Dunes coloniales
de Adriaan van Dis

critiqué par Pucksimberg, le 6 septembre 2025
(Toulon - 45 ans)


La note:  étoiles
Un décès qui va redonner du sens à une histoire familiale
Le narrateur vient de perdre Ada, l’une de ses demi-sœurs nées dans les Indes orientales néerlandaises. Ce sera l’occasion de revoir des membres de sa famille et de réveiller surtout le souvenir de ce père très dur qui est mort alors qu’il n’avait que 11 ans. Son père a fait la guerre et voulait préparer son fils à être un homme en cas d’une guerre prochaine, quitte à se montrer brusque avec lui. Le narrateur retrouve sa mère, ses autres demi-sœurs, Maarten qui a des problèmes psychologiques, Aram le fils de ce dernier qui n’a que 14 ans et que le narrateur aimerait aider, la tante Edmée qui est la sœur de son père mais dont le caractère n’est pas des plus faciles et bien d’autres. Le narrateur plonge dans l’histoire de sa famille, dans une époque coloniale qui a eu des répercussions sur les personnages, ressuscite ce père jugé peut-être trop vite.

Le roman contient des épisodes tragiques mais aussi d’autres très drôles.
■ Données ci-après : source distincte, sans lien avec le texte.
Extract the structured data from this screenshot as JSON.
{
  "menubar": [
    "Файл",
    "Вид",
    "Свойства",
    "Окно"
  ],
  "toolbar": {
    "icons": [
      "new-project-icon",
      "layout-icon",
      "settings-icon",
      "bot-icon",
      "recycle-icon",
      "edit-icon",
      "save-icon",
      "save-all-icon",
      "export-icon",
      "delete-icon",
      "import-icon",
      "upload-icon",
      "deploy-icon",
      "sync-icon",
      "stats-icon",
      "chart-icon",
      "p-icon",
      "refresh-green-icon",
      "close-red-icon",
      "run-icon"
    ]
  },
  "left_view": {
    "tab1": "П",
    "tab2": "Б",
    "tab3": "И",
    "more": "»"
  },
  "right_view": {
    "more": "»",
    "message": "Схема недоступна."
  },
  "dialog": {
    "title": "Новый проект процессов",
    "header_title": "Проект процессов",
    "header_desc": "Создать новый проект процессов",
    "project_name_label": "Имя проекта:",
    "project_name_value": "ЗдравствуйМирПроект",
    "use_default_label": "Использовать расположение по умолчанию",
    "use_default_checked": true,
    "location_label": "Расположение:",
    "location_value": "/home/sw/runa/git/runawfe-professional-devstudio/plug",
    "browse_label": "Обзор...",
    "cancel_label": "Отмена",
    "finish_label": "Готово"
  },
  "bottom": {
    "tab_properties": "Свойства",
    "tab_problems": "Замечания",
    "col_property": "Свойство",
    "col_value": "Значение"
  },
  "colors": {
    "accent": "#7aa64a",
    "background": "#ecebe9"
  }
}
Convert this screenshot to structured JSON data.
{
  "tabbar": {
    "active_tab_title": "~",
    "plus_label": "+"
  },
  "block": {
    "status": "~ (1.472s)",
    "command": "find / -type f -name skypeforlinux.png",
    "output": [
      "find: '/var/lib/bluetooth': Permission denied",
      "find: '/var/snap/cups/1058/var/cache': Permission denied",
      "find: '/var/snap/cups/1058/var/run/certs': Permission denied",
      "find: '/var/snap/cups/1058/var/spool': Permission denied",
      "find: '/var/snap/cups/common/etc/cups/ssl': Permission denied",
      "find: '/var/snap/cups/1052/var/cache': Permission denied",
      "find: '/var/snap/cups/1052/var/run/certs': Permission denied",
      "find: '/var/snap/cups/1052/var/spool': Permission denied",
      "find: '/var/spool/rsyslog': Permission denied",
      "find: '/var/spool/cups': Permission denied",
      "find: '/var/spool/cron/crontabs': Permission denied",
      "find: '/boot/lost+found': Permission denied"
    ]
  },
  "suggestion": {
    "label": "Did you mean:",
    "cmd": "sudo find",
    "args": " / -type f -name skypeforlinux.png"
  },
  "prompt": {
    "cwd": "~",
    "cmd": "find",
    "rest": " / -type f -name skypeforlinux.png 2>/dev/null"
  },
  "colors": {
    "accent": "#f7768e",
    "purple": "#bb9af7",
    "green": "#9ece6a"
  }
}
Le lecteur se demande même parfois comment l’auteur a réussi à faire cohabiter les deux tonalités dans la même page. Cette façon de désamorcer les moments durs témoigne d’une certaine élégance. Le contexte historique est clairement identifiable sans que le lecteur soit écrasé par de nombreuses informations historiques. Peut-être que des notes auraient été appréciées pour éclairer davantage le lecteur : il est question des camps japonais à Sumatra où ont été internées la mère et les demi-sœurs du narrateur, de la décolonisation, des Pays-Bas et de certains organismes de cette époque. Ce pan de l’histoire est assez passionnant car ce n’est pas le cadre que l’on rencontre le plus souvent dans les romans traduits en France. Le roman n’est pas linéaire, ce qui pourra parfois complexifier la lecture. En effet, le roman couvre de nombreuses décennies et il y a beaucoup de personnages. Il faut donc déjà reconstruire mentalement tous les liens entre les individus, puis remettre un peu de l’ordre pour s’assurer que l’on a reconstitué la bonne chronologie.
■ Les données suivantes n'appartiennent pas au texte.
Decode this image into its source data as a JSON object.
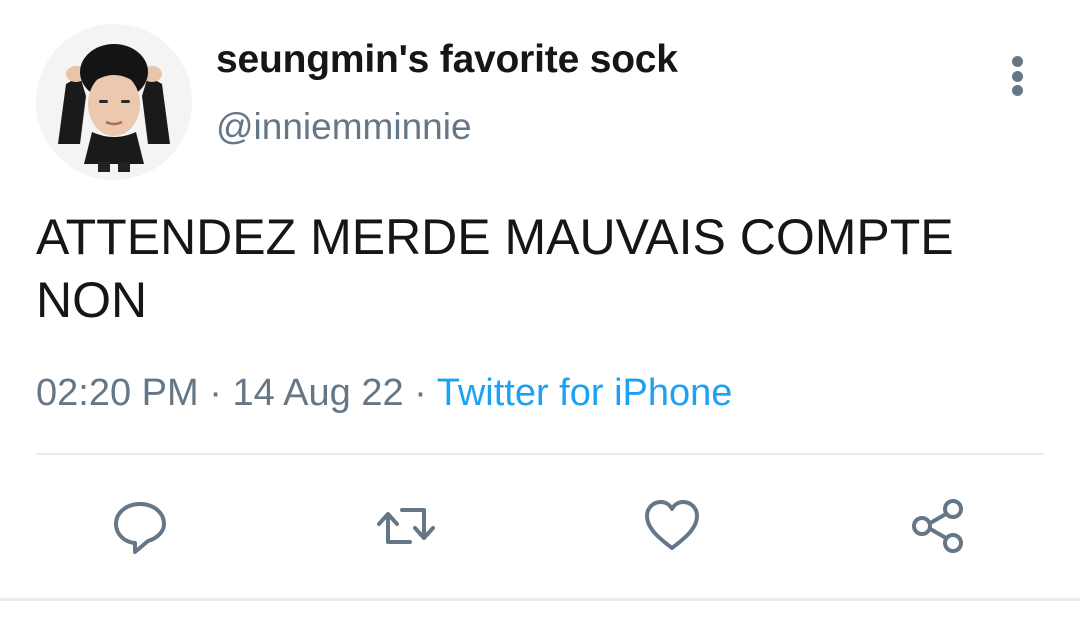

La relation entre le narrateur et son père occupe une partie importante du roman. Le lecteur aura sans doute déjà lu des romans où il est question de pères violents, mais ici Adriaan Van Dis ne prend pas la même direction. Il y a même une recherche de l’humanité de ce père et des explications à son comportement, sans pour autant excuser sa brusquerie. Et puis cet homme s’exprime bien et a peut-être donné le goût de la narration à son fils. Cette relecture de son histoire personnelle va peut-être modifier le prisme par lequel il regardait son père, voire même l’inviter à se voir un peu en ce père. Dans sa famille, il y a des situations qui semblent se répéter, les personnages se voient parfois les uns dans les autres. Le fait que le père du narrateur porte le même prénom que le père de ses demi-sœurs invite forcément à la comparaison et à établir des correspondances entre les personnages.

Je ne connaissais absolument pas cet auteur, mais j’ai très envie de découvrir son œuvre. Il est considéré comme un écrivain majeur dans son pays. Ce roman est profondément humain, touchant et amusant parfois. Il demande tout de même une grande concentration pour ne pas s’y perdre parfois.